Il pourrait également être pertinent de scruter ce qui, dans la nouvelle PAC, va dans le bon sens ou pas pour le climat, la biodiversité et l'eau. Comment les plans stratégiques nationaux pourraient mieux embarquer la question du stockage du carbone et la réduction des émissions de gaz à effet de serre, par exemple, via le maintien d'un couvert végétal sur leur sol toute l'année. Il est par ailleurs possible de s'appuyer sur les leviers fiscaux comme la taxe carbone aux frontières pour inciter les agriculteurs à recourir aux engrais organiques plutôt qu'aux engrais de synthèse. Le paquet « Fit-for-55 » s'inscrit dans cette approche systémique en encourageant les rapprochements entre les différentes stratégies et réglementations, comme la PAC, la stratégie sur les sols, la certification de la séquestration carbone dans les sols, la taxonomie, etc. Tous ces textes concourent à aller dans le même sens si on les fait dialoguer entre eux.

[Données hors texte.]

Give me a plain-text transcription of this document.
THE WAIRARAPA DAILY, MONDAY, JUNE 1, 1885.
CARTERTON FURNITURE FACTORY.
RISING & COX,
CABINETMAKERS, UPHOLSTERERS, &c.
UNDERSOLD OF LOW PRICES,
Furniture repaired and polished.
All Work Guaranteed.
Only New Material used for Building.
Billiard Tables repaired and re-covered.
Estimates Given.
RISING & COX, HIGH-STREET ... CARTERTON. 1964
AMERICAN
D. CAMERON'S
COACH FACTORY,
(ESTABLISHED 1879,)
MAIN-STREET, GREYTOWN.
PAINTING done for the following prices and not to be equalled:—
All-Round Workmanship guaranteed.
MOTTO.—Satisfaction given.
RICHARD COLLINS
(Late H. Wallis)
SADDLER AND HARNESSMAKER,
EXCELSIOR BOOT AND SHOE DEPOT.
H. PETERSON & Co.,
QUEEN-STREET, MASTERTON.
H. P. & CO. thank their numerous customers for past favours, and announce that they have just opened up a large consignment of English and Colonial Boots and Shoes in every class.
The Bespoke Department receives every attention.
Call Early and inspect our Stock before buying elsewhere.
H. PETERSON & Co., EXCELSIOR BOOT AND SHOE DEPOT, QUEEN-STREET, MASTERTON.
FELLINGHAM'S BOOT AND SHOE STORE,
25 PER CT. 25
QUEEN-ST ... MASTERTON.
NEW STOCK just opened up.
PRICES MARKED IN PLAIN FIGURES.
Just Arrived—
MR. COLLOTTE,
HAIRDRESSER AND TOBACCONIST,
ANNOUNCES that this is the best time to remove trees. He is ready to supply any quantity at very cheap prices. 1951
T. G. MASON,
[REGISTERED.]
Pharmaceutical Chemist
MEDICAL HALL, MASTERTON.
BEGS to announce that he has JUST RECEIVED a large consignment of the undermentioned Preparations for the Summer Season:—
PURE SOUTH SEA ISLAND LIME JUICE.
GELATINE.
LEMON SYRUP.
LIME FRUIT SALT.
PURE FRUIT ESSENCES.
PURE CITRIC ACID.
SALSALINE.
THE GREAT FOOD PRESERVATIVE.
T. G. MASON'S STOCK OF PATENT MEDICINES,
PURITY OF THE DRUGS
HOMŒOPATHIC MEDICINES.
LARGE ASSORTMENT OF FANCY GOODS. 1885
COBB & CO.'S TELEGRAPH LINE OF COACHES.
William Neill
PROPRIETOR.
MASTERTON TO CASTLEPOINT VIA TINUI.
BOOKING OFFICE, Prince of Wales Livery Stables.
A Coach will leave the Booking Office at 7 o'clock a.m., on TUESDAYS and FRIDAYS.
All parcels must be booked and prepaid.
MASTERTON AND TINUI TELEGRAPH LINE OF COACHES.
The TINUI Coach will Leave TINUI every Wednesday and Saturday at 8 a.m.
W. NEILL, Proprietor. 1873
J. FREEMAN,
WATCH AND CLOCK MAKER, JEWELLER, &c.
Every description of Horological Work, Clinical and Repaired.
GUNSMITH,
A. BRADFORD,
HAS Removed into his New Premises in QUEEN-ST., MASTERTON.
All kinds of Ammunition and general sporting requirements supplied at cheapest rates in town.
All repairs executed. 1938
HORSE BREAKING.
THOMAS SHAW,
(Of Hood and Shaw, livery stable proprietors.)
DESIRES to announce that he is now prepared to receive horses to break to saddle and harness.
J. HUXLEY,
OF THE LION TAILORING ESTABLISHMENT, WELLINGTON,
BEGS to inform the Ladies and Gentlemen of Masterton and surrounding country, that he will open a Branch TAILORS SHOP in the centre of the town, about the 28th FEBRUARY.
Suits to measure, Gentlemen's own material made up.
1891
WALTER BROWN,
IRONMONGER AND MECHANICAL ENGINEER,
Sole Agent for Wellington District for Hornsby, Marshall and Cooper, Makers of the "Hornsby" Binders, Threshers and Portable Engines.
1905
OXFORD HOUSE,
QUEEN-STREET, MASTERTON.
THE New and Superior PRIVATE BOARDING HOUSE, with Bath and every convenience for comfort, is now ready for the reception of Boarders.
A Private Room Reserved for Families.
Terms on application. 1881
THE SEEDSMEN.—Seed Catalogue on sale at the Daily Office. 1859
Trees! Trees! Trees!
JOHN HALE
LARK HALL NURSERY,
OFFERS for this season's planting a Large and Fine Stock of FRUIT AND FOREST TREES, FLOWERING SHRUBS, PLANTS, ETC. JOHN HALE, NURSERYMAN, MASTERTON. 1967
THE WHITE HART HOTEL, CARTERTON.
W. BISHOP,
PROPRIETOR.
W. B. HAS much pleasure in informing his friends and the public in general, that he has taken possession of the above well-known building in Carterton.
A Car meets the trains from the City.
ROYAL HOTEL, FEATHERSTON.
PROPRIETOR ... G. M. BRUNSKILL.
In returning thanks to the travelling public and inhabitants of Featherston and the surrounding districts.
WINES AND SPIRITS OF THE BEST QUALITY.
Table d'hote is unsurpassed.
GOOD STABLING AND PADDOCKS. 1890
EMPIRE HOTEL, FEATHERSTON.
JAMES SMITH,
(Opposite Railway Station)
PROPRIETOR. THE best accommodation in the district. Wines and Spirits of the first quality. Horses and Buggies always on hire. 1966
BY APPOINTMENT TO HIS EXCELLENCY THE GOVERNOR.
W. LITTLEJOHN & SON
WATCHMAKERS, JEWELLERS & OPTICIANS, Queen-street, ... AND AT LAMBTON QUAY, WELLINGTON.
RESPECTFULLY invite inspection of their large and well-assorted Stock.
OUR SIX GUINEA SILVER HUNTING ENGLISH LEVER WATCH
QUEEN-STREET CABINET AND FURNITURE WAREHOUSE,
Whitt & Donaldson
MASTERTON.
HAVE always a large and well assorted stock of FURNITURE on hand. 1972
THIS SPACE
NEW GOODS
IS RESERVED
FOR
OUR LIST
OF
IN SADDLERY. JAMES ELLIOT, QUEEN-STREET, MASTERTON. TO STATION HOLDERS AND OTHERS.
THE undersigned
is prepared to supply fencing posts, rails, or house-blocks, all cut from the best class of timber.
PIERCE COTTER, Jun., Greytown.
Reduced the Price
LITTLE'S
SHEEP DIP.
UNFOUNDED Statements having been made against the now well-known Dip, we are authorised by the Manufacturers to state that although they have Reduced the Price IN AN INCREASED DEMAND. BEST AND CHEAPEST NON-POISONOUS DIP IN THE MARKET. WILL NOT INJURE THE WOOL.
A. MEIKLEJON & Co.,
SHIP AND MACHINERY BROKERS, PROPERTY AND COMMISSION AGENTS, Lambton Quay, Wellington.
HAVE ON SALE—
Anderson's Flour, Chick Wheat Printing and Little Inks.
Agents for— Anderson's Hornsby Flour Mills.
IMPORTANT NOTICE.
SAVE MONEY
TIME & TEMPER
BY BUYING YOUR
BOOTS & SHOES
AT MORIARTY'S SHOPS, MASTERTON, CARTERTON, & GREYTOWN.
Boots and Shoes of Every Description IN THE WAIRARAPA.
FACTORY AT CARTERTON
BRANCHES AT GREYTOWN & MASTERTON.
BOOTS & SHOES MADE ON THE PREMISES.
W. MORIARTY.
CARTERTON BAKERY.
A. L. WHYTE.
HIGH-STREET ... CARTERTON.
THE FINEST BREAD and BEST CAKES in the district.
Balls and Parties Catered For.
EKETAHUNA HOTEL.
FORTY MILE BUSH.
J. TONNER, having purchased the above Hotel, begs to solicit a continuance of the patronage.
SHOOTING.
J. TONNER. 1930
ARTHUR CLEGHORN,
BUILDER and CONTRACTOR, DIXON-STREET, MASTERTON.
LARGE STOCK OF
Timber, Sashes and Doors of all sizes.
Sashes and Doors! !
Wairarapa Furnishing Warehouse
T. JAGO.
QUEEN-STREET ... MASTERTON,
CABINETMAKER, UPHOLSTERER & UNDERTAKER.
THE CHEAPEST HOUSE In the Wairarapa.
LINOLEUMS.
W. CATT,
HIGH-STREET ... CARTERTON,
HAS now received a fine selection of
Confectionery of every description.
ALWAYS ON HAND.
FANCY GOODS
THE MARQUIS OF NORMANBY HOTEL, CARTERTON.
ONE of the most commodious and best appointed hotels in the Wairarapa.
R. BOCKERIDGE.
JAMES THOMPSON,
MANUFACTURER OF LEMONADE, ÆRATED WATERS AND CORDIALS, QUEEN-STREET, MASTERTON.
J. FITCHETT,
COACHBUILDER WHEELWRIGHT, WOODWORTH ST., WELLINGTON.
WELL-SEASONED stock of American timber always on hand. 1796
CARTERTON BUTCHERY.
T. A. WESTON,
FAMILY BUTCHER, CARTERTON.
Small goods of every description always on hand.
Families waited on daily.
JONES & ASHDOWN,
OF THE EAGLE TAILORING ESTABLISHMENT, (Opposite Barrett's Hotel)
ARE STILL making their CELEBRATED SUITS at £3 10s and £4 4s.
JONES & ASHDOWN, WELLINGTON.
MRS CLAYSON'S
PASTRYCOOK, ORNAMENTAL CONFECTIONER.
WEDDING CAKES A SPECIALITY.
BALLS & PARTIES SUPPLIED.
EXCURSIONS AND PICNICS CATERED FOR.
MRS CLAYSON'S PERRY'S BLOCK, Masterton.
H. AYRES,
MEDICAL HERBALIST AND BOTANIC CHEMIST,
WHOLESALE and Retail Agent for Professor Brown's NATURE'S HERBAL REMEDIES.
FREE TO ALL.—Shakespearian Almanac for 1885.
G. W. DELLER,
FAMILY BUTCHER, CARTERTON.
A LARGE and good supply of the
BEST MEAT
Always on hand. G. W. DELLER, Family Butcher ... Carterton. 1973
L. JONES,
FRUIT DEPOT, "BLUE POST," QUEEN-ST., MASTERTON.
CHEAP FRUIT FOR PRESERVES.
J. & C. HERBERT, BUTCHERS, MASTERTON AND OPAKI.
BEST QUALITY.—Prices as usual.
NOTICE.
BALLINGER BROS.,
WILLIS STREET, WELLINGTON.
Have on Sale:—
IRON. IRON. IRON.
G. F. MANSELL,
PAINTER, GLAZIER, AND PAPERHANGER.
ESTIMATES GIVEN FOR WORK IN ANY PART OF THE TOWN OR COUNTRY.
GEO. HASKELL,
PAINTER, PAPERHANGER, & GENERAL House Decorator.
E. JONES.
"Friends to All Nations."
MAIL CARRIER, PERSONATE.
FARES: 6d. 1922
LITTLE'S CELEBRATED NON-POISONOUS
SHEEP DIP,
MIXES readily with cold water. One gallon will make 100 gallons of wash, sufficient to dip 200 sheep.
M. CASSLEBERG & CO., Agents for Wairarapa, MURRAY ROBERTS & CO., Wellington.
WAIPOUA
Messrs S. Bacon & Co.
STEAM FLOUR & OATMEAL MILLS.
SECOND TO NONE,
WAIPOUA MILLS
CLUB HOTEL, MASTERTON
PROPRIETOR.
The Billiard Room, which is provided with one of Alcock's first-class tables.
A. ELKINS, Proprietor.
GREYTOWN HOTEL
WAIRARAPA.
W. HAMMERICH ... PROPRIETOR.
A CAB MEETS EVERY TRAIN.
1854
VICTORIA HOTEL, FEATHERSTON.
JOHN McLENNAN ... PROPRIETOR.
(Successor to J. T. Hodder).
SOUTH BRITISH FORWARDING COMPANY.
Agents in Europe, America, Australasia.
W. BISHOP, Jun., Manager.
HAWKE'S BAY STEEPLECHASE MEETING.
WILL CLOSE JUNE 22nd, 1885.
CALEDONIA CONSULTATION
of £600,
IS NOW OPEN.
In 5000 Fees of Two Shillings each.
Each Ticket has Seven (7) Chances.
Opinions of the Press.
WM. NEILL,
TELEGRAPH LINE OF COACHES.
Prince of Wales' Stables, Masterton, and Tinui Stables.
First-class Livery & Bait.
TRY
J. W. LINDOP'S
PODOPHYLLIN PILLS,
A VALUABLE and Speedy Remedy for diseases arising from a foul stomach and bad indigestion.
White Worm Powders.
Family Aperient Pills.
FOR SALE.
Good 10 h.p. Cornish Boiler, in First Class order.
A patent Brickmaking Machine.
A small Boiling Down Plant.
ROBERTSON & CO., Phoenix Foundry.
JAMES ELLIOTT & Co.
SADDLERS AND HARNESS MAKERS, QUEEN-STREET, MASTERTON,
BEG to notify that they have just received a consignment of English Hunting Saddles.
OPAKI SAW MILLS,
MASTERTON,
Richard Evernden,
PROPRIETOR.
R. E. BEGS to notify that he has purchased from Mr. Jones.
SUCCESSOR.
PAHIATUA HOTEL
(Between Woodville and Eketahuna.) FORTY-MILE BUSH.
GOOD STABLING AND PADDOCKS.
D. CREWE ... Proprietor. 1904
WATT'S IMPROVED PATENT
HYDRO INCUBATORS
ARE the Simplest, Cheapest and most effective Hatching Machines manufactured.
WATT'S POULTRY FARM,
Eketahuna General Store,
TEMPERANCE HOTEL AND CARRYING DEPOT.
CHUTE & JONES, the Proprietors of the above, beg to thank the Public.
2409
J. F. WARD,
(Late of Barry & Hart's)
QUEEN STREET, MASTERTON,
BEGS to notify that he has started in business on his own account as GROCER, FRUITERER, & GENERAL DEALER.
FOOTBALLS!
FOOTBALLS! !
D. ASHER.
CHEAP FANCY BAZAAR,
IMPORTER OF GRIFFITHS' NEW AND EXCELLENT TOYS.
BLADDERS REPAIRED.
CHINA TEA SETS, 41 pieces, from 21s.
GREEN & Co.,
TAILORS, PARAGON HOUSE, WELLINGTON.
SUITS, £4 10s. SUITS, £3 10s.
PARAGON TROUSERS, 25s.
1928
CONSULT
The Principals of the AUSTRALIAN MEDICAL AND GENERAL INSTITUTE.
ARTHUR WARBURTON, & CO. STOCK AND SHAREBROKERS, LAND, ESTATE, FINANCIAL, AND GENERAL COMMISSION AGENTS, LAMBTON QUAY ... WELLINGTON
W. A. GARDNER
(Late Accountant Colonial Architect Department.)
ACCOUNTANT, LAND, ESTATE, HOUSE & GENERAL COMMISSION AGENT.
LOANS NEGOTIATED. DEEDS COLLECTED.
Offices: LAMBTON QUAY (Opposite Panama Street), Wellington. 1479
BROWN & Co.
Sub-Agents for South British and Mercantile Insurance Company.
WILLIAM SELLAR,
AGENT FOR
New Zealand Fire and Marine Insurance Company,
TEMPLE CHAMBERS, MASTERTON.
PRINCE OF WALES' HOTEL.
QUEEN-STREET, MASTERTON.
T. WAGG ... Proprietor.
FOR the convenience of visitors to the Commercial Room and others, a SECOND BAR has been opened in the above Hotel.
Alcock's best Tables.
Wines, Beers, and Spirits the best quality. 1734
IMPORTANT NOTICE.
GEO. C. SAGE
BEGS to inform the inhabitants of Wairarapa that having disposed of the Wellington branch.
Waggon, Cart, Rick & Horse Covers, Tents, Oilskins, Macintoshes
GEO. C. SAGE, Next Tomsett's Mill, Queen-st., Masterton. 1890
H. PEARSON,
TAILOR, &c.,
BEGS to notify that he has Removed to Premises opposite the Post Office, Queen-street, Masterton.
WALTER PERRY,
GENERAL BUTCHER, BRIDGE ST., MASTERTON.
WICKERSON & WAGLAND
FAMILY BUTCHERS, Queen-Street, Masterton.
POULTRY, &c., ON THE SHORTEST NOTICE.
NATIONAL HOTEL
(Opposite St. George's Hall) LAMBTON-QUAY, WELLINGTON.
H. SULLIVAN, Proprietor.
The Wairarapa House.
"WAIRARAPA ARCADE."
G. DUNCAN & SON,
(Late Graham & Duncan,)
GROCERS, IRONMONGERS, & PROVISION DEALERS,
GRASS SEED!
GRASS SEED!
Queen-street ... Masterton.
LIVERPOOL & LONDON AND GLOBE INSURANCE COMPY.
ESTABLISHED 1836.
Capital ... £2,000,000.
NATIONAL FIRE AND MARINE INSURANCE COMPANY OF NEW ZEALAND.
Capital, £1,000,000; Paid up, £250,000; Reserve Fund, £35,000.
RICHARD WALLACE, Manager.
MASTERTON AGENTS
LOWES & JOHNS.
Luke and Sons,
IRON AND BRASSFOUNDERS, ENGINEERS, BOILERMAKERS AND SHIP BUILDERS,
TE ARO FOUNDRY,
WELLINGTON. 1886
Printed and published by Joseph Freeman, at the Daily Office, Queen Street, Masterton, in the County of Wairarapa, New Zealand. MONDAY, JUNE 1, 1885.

AE : Et quelle serait l'étape d'après ?
EB : Il serait bien de réaliser des simulations théoriques et des tests sur le terrain pour partager les propositions et rassurer tout le monde, être dans une démarche de gagnant-gagnant. Plutôt que d'attendre la mise en œuvre de la prochaine PAC en 2023, mieux vaut discuter, co-construire, tester ensemble et apprendre les uns des autres : avec des associations, les conseillers des chambres d'agriculture, des coopératives, des entreprises de l'agro-alimentaire, etc. Cette année 2022 pourrait permettre ces échanges et simulations. Ce serait utile pour accroître la confiance entre tous, inventer de nouveaux modèles économiques plus durables.